Get percentage of each unique value in column (mySQL)

Question

I'm trying to come up with a query that will find all the unique values in a particular column and then count the number of instances of each unique value and give back that count and the percentage for each unique value versus the total number of values.

Here's what I have, but it's not working as it only gives me the first unique item, not all the possible options.

select 
`column1`
, ROUND( 
        (count(`column1`)* 100 / (select count(*) from full_db3 
where `exuid` in ('e7dfb4dd-0cd2-44df-bd35-6ecc9a061756','56baea00-253b-428e-88fc-9969688ea9c8'))
      ), 2)
  as Percentage
from full_db3 where `exuid` in ('e7dfb4dd-0cd2-44df-bd35-6ecc9a061756','56baea00-253b-428e-88fc-9969688ea9c8')

What this gives me now is the first unique value in column1 and Percentage as 100%.

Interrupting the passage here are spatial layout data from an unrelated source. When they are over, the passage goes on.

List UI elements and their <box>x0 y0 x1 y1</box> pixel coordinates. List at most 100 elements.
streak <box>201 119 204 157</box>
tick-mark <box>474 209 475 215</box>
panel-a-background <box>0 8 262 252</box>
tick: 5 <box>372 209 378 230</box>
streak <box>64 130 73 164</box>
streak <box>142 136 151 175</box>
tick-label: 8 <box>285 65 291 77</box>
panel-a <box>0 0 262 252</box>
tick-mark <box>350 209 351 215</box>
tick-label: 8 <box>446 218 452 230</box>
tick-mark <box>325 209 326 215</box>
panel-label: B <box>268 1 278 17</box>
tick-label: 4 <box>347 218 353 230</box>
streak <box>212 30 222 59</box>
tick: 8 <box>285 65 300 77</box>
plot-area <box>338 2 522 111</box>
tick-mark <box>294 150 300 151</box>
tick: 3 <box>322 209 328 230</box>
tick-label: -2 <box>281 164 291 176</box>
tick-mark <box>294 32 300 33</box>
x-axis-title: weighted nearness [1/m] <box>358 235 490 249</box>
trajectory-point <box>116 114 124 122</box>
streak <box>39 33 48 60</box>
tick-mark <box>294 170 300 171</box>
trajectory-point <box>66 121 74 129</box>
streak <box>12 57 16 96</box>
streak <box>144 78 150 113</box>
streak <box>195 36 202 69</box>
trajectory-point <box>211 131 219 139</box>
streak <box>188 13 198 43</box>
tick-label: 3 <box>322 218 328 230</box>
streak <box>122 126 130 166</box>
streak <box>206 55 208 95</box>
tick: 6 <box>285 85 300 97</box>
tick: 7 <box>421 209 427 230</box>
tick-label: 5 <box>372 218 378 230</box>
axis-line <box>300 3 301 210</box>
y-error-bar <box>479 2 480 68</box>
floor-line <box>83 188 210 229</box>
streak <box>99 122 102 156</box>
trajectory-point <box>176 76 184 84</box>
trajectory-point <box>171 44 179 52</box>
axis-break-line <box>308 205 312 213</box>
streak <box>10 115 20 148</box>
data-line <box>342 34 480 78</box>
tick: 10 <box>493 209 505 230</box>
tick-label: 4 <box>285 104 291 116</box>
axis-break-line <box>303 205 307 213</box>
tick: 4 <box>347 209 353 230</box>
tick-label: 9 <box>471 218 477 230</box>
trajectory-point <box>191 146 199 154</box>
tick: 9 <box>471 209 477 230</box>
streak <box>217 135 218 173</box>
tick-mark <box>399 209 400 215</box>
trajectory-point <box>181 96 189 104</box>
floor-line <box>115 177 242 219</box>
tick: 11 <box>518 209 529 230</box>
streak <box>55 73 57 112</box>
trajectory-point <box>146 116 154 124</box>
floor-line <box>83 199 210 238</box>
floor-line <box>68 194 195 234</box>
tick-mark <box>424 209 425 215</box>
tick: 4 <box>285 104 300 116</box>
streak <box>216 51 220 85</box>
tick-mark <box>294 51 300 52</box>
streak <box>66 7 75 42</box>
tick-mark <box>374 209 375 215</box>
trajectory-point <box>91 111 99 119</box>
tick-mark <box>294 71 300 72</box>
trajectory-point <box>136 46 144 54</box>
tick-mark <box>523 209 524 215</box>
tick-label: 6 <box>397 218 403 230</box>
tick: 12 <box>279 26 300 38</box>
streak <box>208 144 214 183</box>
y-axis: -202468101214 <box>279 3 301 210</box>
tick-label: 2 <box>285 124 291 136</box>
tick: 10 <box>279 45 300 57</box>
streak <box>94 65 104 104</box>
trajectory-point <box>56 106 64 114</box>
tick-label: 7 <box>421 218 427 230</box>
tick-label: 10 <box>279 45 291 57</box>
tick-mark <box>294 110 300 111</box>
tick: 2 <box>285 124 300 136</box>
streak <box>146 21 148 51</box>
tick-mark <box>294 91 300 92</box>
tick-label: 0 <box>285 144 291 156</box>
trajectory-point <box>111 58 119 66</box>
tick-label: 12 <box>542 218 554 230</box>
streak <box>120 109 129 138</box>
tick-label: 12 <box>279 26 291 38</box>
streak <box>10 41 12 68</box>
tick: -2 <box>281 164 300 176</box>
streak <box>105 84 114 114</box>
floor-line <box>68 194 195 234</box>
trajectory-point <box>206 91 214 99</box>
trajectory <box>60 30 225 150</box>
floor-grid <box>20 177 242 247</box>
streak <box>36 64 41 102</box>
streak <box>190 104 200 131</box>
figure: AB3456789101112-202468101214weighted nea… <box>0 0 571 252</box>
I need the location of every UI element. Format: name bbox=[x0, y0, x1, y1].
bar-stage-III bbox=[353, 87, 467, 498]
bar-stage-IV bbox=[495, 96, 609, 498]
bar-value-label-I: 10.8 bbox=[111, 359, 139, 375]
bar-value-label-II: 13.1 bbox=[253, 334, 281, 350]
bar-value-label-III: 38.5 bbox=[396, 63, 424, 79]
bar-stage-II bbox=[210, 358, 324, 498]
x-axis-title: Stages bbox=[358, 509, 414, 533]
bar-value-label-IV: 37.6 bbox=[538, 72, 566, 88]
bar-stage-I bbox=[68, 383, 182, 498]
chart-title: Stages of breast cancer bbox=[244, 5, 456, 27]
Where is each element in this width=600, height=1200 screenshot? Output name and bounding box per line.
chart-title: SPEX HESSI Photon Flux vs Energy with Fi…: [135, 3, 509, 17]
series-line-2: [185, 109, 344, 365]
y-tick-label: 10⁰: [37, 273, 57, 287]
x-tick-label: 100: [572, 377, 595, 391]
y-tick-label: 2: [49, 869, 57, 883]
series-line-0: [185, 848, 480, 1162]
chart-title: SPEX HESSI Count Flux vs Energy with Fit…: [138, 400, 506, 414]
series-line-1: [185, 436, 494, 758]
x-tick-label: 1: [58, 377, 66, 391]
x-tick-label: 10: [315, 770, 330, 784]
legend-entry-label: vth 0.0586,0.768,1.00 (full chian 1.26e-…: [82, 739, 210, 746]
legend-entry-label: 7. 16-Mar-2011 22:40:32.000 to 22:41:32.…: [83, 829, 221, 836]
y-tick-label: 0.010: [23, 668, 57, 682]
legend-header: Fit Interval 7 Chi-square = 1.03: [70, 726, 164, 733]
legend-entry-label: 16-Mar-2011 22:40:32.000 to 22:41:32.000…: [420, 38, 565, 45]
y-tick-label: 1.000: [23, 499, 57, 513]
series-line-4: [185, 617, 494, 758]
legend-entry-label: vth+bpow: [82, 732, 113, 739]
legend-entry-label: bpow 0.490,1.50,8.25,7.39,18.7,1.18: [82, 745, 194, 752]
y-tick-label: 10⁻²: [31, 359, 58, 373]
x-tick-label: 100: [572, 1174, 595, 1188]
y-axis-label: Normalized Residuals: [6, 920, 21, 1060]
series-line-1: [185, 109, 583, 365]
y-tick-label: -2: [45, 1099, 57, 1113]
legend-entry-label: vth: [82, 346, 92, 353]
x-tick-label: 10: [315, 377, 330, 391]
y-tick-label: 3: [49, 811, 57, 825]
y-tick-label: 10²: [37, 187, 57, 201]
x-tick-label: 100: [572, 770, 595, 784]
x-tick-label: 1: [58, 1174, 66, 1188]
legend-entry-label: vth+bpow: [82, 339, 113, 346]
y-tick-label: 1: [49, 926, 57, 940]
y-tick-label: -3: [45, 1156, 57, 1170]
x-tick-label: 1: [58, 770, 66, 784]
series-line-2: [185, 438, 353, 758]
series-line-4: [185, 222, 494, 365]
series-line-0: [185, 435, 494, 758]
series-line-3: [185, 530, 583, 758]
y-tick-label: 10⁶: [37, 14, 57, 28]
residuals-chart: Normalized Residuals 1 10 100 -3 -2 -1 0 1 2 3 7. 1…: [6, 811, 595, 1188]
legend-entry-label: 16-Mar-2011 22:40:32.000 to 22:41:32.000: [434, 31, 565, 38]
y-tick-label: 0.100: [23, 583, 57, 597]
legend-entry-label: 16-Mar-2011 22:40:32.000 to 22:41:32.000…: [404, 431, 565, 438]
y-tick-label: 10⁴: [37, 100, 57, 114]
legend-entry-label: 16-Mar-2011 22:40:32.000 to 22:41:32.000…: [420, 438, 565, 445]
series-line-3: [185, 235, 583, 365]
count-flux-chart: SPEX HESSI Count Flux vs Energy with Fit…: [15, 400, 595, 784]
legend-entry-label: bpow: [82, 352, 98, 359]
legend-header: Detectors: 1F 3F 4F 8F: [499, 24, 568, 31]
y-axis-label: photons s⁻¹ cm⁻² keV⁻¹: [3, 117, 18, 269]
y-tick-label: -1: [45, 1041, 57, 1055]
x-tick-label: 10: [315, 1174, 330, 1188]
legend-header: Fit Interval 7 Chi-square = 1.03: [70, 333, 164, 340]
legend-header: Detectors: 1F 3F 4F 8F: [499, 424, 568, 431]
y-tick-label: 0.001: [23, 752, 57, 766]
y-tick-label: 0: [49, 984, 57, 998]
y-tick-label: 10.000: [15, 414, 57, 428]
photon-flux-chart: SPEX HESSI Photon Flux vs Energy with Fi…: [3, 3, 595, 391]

I'm going to be passing in exuid values dynamically, so it'll always be a different number, so either I have to count the number of values I'm passing into this before I pass it or the query has to count them somewhere. Not quite sure how to do either.

Answer 1

you need to group by the column you want the count for. Then divide that number by the total number of rows in the table using a subquery:

select columnA, count(*), (COUNT(*) / (SELECT COUNT(*) FROM myTable)) * 100 FROM myTable group by columnA;